Monday, November 16, 2009

An NHS Tale

Ahhh Monday morning and it's almost back to normality. The better half and I just want to thank everyone that sent their well wishes. Thankfully, 'Mrs Dizzy' is on the mend, but it looks like it may take longer than it might have thanks to the wonders of the NHS. As you may recall she was rushed into hospital a week ago on Friday. This was because of with severe stomach pains on her right hand side. She was put in a surgical assessment unit where for the next two days she was prodded in the stomach every few hours, asked if it hurt, said yes, and told she'd have an ultrasound later that day.

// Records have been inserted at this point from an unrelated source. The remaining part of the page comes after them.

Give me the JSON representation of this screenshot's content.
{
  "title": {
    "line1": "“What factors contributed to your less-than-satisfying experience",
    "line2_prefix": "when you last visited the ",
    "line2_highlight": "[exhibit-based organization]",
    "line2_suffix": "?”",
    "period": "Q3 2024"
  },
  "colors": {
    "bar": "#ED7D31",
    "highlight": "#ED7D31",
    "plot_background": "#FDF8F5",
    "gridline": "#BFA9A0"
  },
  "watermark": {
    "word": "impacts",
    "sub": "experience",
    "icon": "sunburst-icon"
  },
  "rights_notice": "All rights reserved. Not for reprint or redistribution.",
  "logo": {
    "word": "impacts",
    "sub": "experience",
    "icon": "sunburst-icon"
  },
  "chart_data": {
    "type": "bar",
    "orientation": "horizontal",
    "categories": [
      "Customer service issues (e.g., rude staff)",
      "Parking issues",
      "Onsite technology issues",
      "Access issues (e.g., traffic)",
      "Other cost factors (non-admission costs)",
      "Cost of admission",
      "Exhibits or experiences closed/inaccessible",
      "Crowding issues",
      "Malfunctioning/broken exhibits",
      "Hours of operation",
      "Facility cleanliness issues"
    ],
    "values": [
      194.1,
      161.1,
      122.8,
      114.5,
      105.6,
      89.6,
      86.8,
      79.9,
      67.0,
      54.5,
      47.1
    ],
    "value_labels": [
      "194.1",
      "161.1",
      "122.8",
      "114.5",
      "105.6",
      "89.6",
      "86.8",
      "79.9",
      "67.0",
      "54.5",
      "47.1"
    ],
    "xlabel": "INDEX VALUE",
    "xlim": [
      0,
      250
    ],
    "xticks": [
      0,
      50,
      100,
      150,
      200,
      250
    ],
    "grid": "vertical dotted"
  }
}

On the Sunday night - still awaiting an ultrasound and still in much pain - she was moved into a different wards called the "Ambulatory Care Unit". At this point the NHS staff told her she should pack all her bags up and walk (carrying her bags natch!) the 500 or so yards to the new ward. She then uttered - as I would expect from my Italian bloodied darling - the inevitable 'vaffanculo' and was pushed in a wheelchair after pointing out she could hardly walk.

Late Monday afternoon the news came that the ultrasound had been canceled because more seriously ill people had come into the hospital. Tuesday morning came and the pain was by this time excruciating and barely concealed by the multiple painkillers provided. Her white blood cell count had been steadily rising throughout the weekend, a crude yet rather indicative sign of inflammatory problems and likely appendicitis.

By the time the consultant came round on Tuesday morning it was decided to cancel her ultrasound again, and instead just go straight for the laparoscopic appendectomy that afternoon. On internal examination it was discovered that the appendix had burst some time before, there was an abscess on the tip of it, and the insides were rather, shall we say, messed up, meaning her recovery time has been extended because of quite sever internal bruising caused by the clean-up.

One positive side to this story is that her private medical insurance will be paying her for every night she had to spend in the NHS.

Don't get me wrong here, the ward staff, nurses and the like were great. What wasn't was the rather obvious bureaucratic stranglehold they were working under. For example, in order to book an ultrasound they had to actually walk someone with a card to another part of the hospital and hand it to someone else to check a diary. Or take discharge, 'Mrs D' was told she could go home at 10am, but didn't leave until 4.30pm because she had to wait for the pharmacy to dispense her tablets.

Anyhow, thanks again for your well wishes.